Incubateur & Accompagnement de Startups | WACANO

All Eyes On Him

💼 Rôle : CEO

🚀 Startups Datakiss

🔥 Mission Améliorer les performances et la qualité de travail de la force de vente

⚔️ Tools Sellsy, Sales Navigator, Jira, Mailchimp, Canva, Trello

🏠 Plateforme : Pépinière Val Parisis, Sannois (95)

Faisons la connaissance d’un entrepreneur du Val d’Oise : Romain Baseilhac. Après plusieurs années dans le software, Romain a co-fondé Datakiss. Une solution qui révolutionne la sectorisation commerciale…

Hello Romain 👋

👉 Peux-tu te présenter et nous en dire un peu plus sur ton expérience et comment en es-tu arrivé là  ?

Je suis Romain Baseilhac, j’ai 39 ans et je suis diplômé d’une école de commerce de Barcelone en Espagne. J’ai principalement fait mes armes chez des éditeurs de logiciel où j’ai pu y rencontrer mes associés. En 2018 nous avons décidé de créer Datakiss dans une volonté de révolutionner l’usage autour de la sectorisation commerciale.

Et pour l’anecdote, après la crise de 2008 – donc 10 ans avant Datakiss – j’avais racheté un bar dans le quartier gothique de Barcelone. On faisait des cocktails maisons, des dj sets de musique électronique et on accueillait des artistes locaux… C’est un super souvenir et aussi une première expérience positive dans l’entrepreneuriat.

👉 Quelle est la grande ambition de votre projet ?

Notre objectif est d’arriver à ce que les organisations commerciales définissent toujours leurs objectifs dans le respect de la charge de travail de leurs commerciaux terrain. Parce que c’est une charge plus équilibrée qui rend vraiment efficace une force de vente. Nous nous concentrons à présent sur le marché français pour ensuite nous élargir à l’Europe et pourquoi pas un peu plus loin dans 10 ans…
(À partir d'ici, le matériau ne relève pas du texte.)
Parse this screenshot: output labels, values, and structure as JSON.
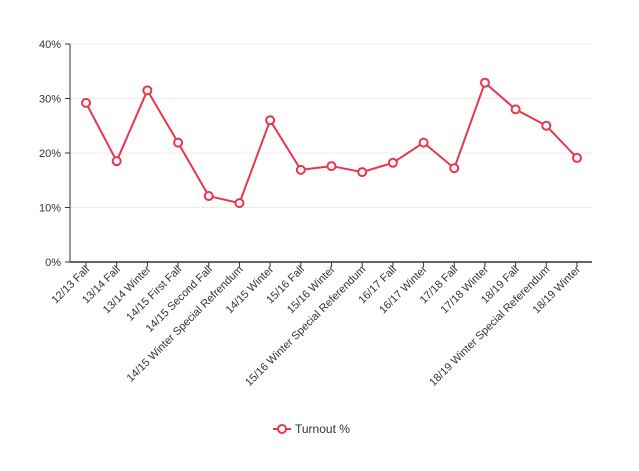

👉 Quelles sont les erreurs que vous avez faites ?

J’ai une tendance naturelle à vouloir que les choses avancent très vite, ce qui est a priori une qualité dans le monde des startups dans lequel tout va si vite et l’exécution est reine. Néanmoins, j’ai appris à prendre davantage de temps pour bien communiquer et matérialiser nos objectifs afin que l’équipe soit toujours parfaitement alignée. L’entrepreneuriat est un marathon et il faut veiller à bien valider les étapes et écluser les problèmes les uns après les autres pour ne pas se laisser déborder.

Sinon pour les erreurs, je crois que tous les entrepreneurs en font et doivent en faire… la clé c’est d’apprendre de ses échecs pour évoluer. Le principe du “Test & Learn” que l’on retrouve dans le développement logiciel s’applique en fait à tous les domaines d’activités.

👉 Quelles sont les metrics clés que vous trackez pour évaluer votre succès ?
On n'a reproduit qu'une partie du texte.